Dienstag, 24. August 2021

Andacht zur Tageslosung am 24.8.2021

Ein kleiner Abstecher

Da wir gerade auf Gemeindefreizeit sind, habe ich die Tageslosung für den heutigen Tag als Andachtsthema bearbeitet. Hier also ein paar kurze Gedanken zu einem Satz aus dem Buch Daniel. Bibeltext: Daniel 7,14

Seine Macht ist ewig und vergeht nicht und sein Reich hat kein Ende. Daniel 7,14

Eine verstörende Vision. Wie ein böser Traum. Die Erde wird von schrecklichen Wesen beherrscht. Sie sind sehr mächtig und verleihen diese Macht weiter. Drei Großmächte verschwinden zugunsten einer neuen, gerisseneren Macht. Sie vernichtet die Gläubigen und führt gotteslästerliche Reden. Die ganze Welt ist voll davon. Der Visionär möchte sich am liebsten die Augen und Ohren zuhalten, als sein Blick auf eine andere Macht gelenkt wird. Sie nimmt in einem Gerichtssaal Platz. Das Treiben der Tiere endet.

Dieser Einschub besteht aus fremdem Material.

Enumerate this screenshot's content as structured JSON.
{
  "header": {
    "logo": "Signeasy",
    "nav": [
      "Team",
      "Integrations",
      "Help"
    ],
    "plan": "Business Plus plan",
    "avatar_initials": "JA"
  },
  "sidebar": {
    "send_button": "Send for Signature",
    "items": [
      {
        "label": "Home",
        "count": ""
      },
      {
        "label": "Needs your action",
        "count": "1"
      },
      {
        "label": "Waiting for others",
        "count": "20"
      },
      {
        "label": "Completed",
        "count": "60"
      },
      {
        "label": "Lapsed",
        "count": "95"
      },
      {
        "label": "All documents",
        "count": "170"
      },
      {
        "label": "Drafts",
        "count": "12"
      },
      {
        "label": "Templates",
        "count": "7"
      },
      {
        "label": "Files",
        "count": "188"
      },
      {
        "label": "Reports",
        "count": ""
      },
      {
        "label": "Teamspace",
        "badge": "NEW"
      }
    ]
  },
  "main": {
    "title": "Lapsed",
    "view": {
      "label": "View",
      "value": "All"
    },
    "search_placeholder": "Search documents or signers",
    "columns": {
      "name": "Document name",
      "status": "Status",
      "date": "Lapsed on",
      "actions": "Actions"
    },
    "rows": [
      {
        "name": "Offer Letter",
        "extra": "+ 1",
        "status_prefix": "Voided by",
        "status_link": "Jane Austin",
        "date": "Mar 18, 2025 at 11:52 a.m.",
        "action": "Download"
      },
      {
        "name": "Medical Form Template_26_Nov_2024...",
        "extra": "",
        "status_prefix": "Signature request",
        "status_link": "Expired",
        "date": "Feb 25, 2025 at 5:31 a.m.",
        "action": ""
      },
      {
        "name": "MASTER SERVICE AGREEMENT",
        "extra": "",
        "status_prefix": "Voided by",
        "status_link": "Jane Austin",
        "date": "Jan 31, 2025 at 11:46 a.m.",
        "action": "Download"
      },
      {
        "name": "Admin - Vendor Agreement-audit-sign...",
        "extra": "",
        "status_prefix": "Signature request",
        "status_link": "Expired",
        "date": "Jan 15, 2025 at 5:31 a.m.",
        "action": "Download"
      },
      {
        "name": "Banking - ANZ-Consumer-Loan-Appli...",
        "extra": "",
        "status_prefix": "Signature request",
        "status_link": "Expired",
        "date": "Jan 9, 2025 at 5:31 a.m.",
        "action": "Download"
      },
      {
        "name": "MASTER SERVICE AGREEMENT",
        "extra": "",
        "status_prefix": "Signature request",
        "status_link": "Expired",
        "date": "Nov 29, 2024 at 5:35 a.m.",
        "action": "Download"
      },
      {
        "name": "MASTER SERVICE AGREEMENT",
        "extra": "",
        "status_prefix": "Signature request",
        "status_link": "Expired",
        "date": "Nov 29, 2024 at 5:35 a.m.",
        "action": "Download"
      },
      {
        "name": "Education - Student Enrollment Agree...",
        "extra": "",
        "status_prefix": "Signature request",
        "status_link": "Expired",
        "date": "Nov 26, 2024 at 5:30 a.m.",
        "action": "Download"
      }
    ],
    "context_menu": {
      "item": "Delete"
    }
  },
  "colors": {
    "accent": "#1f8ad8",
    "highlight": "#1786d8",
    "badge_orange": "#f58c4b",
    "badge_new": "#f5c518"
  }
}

Ein weiterer Akteur tritt auf. Auf den Wolken des Himmels kommt der Menschensohn in die Szene. Er bekommt die Herrschaft und Macht verliehen. Alle werden ihn anbeten und ihm dienen. Er wird ewig herrschen.

Ich kann verstehen, dass Daniel kreidebleich war. Und auch für uns ist diese Vorstellung, dass die Gläubigen bekämpft und vernichtet werden vor dem Frühstück sehr unangenehm. Für viele Glaubensgeschwister in aller Welt ist es aber heute und jetzt schon Realität.

Der Bericht wäre noch schwerer auszuhalten, wenn es bei dem Treiben der Tiere blieb. Aber sie dürfen nur begrenzte Zeit wirken. Eine Zeit sind im Buch Daniel sieben Jahre[i]. Trotzdem kommt man, legt man diesen Wert zugrunde, auf 24,5 Jahre. Ich finde, das ist sehr lange, wenn man im Feuer steht. Erst dann kommt das Gericht und der Menschensohn vor dem sich alle Knie beugen werden. Erst dann wird die Szene heller.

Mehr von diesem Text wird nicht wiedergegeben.